But you will inquire what, under these circumstances of trial, you are to do; what are the means by which you are to seek for the blessings you desire to obtain. For you clearly perceive that the mere presence of this trial cannot possibly benefit or bless you, but that it must be in some way made use of.
1 Heb. xii. 5, 6.
First, then, let it be to you an occasion of approaching to God with a quickened diligence and a more confiding love. Cultivate habits of devotion: so essential to the peace and health of your soul. Pray much and earnestly; that He would graciously "sanctify this his fatherly correction to you," that He would " renew in you whatsoever hath been decayed by the fraud and malice of the devil, or by your own carnal will and frailness," that while you live "you may live to Him, and be an instrument of his glory, by serving Him faithfully, and doing good in your generation," that He may give you a right understanding of yourself, and of his threats and promises," that He may be Himself "your defence, and make you know and feel that there is none other name under heaven given to man, in whom and through whom you may receive health and salvation, but only the name of our Lord Jesus Christ1."
The languor and weariness of extreme illness will sometimes form a serious hindrance to frequent and collected prayer. Yet this should be earnestly combated with, and may often in a great measure be overcome. Where the exhaustion is very great, and the powers of speech and almost of connected thought really fail, God will graciously accept, for prayer, the looking of the heart towards Him; for "He knoweth our frame, he remembereth that we are but dust."
1 Prayer Book.
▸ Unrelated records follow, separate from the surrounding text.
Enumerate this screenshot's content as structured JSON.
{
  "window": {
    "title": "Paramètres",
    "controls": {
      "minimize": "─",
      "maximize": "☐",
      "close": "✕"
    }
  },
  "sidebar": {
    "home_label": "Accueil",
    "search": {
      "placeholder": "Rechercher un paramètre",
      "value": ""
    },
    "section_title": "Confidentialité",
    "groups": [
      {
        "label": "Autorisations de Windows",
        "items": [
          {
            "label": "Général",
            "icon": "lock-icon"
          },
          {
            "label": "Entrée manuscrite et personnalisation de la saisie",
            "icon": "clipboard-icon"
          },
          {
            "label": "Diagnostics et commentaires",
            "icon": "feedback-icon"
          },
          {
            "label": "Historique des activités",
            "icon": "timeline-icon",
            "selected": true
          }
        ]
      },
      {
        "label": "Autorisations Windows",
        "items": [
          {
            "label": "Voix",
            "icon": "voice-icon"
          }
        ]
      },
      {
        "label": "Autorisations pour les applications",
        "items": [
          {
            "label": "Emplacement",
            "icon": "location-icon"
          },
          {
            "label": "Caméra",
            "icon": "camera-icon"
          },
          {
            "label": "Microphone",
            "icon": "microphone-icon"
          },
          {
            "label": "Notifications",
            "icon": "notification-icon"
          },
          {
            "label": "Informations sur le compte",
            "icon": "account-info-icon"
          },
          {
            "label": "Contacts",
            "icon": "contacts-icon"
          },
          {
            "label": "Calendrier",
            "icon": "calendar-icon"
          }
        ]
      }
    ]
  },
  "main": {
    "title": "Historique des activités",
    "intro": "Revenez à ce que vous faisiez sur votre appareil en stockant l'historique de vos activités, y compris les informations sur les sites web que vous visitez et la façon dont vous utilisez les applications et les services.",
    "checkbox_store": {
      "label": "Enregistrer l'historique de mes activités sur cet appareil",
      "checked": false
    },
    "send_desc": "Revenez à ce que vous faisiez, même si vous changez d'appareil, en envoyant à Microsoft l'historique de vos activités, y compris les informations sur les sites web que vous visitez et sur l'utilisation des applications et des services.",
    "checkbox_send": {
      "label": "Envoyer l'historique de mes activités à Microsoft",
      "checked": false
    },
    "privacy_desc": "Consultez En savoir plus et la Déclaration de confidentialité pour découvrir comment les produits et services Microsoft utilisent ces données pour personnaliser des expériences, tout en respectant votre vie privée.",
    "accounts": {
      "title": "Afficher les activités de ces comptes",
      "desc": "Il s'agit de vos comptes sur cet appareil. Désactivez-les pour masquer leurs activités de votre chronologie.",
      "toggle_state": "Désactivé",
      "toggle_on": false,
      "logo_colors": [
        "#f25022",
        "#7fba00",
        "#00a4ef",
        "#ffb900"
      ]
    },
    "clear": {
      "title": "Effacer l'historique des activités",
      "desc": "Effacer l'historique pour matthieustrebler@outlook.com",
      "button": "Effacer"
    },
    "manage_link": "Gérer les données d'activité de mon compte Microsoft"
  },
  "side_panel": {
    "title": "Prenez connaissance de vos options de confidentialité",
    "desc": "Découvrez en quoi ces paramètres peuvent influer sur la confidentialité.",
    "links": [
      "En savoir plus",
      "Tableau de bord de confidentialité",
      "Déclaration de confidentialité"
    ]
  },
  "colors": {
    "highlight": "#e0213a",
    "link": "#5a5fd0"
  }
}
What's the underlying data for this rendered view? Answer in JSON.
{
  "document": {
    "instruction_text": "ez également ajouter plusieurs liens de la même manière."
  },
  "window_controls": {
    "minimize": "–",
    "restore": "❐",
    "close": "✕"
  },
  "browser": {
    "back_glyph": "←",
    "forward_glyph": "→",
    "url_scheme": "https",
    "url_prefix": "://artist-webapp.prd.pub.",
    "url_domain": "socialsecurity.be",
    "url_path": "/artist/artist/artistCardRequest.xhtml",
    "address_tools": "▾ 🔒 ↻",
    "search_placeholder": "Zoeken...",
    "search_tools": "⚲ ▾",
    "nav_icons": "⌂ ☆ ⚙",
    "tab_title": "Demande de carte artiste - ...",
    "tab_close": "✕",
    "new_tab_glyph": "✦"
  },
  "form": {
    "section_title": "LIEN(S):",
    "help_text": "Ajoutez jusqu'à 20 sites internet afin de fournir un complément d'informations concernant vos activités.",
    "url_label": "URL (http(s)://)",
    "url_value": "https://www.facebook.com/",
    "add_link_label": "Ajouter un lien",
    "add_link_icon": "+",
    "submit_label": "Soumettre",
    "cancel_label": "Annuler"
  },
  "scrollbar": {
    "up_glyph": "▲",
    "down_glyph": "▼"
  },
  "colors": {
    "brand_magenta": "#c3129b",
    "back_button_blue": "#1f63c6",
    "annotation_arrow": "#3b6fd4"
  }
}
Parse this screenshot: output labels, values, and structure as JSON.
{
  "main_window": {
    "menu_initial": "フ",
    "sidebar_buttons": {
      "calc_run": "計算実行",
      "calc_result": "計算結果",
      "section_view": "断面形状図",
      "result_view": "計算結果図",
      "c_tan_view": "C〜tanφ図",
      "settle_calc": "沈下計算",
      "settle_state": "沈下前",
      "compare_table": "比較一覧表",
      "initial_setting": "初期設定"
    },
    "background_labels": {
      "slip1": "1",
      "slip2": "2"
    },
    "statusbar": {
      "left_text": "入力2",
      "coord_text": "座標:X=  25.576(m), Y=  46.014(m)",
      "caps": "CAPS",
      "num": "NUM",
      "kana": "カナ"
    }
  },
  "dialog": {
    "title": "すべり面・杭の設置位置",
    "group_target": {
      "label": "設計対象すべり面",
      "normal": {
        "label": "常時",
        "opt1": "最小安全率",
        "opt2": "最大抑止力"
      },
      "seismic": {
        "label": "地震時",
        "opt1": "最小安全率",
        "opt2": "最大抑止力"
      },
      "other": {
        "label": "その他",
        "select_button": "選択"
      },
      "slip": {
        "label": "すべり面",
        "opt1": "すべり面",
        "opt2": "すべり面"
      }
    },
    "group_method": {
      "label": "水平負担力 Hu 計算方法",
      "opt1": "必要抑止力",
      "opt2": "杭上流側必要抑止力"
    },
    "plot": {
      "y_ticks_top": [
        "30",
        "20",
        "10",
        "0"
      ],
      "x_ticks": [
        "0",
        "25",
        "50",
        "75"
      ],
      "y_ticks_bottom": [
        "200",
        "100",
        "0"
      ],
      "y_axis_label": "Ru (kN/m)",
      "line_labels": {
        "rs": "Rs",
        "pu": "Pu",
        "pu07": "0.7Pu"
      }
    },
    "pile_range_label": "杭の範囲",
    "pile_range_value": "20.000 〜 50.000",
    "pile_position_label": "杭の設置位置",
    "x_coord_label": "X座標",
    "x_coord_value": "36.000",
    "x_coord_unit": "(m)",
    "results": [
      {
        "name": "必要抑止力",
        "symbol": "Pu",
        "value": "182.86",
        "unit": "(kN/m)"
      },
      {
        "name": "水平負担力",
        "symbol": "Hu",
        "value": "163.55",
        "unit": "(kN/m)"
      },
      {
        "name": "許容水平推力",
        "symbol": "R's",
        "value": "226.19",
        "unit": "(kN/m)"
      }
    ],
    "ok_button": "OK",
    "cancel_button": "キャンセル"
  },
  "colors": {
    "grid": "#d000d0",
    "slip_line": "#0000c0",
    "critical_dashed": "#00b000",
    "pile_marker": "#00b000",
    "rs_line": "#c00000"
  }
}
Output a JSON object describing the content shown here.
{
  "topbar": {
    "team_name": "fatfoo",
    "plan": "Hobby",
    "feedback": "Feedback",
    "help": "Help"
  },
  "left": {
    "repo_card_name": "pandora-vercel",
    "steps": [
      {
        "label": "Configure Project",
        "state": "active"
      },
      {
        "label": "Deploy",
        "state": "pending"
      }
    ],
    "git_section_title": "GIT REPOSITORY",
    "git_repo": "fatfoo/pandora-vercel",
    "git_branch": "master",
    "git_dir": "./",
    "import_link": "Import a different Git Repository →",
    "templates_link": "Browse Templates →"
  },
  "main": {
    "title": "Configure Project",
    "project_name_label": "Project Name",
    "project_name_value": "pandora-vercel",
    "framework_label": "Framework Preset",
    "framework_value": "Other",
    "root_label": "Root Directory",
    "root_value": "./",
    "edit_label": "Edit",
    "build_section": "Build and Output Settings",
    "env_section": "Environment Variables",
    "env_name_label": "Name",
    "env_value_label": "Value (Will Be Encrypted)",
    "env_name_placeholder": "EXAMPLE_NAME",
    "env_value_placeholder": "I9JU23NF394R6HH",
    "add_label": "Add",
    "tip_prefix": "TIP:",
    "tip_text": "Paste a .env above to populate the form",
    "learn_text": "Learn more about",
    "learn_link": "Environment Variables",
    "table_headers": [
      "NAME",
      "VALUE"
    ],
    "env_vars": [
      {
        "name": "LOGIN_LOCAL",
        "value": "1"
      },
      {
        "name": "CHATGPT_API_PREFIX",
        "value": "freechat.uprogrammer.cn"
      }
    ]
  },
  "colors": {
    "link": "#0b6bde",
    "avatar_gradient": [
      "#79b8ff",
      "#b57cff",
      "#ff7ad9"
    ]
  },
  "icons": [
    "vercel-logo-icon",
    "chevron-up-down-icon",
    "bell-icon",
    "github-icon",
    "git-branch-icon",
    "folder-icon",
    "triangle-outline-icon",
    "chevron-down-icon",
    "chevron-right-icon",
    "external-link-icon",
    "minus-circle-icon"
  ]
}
Visitation of the Sick.
Go continually to the blessed word of God for guidance and consolation: let it be "a lantern to your feet, and a light unto your path." Be a frequent and faithful partaker of the Holy Eucharist, to "the strengthening and refreshing of your soul." If you are debarred by sickness or infirmity from frequenting the public services of the Church, yet be often in spirit with those who go up to the house of the Lord, following them with your prayers and sympathy. You are not forgotten there, where remembrance is made before God of the weariness of the bed of pain, and the loneliness of the aching heart. For you supplication is made in those prayers which are offered up for all "who are afflicted and distressed in mind, body, or estate;" for all "that are in danger, necessity, or tribulation;" for all "who are in trouble, sorrow, need, sickness, or any other adversity."
Meantime you will remember to what end these means are designed to conduct you. You will then most highly appreciate them, when you know them but as means; when you feel that sacraments, and prayers, and God's word, will fail utterly of their object if they do not produce in you, through the blessed Spirit working in and by them, conformity of heart and life to the holy will of God.
This is the great purpose to be accomplished in each one of us. For this were we born into the world; for this have we been kept in life hitherto ; for this our Lord Jesus Christ gave Himself for us, that "He might purify to himself a peculiar people,
zealous of good works;" that "denying ungodliness and worldly lusts, we might live soberly, righteously, and godly in this present world;" that being justified for his merit sake, we might, as becomes his ransomed people, "glorify God in our body, and in our spirit, which are God's."
But you ask how, in the sick chamber to which, it may be, you are confined-how, in the narrow span which, perhaps, is all that is left to you of life, you can thus glorify God.
If your's is a truly teachable spirit, this question will be soon answered. You will soon learn that sickness and sorrow bring with them peculiar duties and responsibilities. He to whom you belong will give you not only patience to suffer, but strength to do: and as this strength increases, your sphere of action will enlarge itself around you.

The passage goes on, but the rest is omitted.